Truda bedauerte später noch jahrelang, dass aus dieser Reise kein Kind hervorging. Aus dieser alles durchdringenden Liebe hätte ein Gott geboren werden sollen. Aus den Nächten in den komplett ausgeräumten Wohnungen, in der halb niedergebrannten Scheune, in der von Glassplittern übersäten Kirche, weil die Flugzeuge so tief geflogen waren, dass die Bleiglasfenster aus den Rahmen gesprungen waren. Sie hatten sich mit solcher Inbrunst übereinander hergemacht, dass ein Kind hätte entstehen müssen. Dann hätte vielleicht die Mutter nicht anders gekonnt.
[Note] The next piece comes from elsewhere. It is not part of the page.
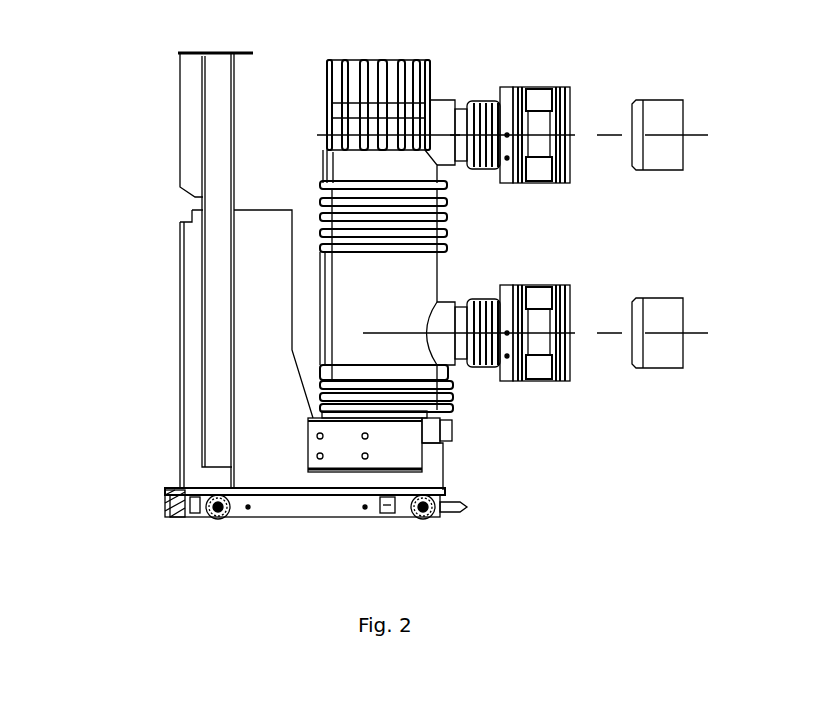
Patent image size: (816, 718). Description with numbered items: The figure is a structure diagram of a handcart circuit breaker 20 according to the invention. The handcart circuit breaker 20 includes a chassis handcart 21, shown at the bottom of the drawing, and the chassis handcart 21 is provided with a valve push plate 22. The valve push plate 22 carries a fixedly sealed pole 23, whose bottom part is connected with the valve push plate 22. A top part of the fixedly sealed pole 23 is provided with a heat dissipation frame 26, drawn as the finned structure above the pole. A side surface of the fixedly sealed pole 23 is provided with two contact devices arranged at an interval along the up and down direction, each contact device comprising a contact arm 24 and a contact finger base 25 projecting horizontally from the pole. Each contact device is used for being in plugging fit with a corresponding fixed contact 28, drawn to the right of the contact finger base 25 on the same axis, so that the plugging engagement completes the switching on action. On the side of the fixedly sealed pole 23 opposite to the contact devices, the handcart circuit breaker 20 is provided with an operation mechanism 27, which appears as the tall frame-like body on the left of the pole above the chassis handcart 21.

Besser einen Deutschen im Haus als noch einen Bastard in der Familie …

Aber es gab kein Kind. Jakob wollte, dass sie warteten. Bis der Schnee geschmolzen sei, bis die Wunden des Krieges getrocknet seien. An einem Dezembertag begleiteten ihn daher die drei Schwestern zum kalten, unter Schnee begrabenen Bahnhof. Sie mussten warten, weil der Zug Verspätung hatte – oder vielleicht hatte er gar keine Verspätung, alle wussten ja, dass die Züge fuhren, wie sie konnten. Truda hielt sich mit beiden Armen an Jakob fest, zum ersten Mal in ihrem Leben betete sie zur heiligen Barbara, deren Kopf die Weichsel hinauf zu schwimmen vermochte, dass dieser Zug nie einfahren möge. Zurück blieb ein leerer Bahnsteig.

Rozela

Als sie ihre drei Töchter – Gerta, Truda und Ilda – in ihrem neuen Haus ins Bett legte, dachte Rozela, dass sie es wohl niemals warm bekommen würde. Es war Winter, 1932. Die Wände hatten noch nie Wärme gespürt.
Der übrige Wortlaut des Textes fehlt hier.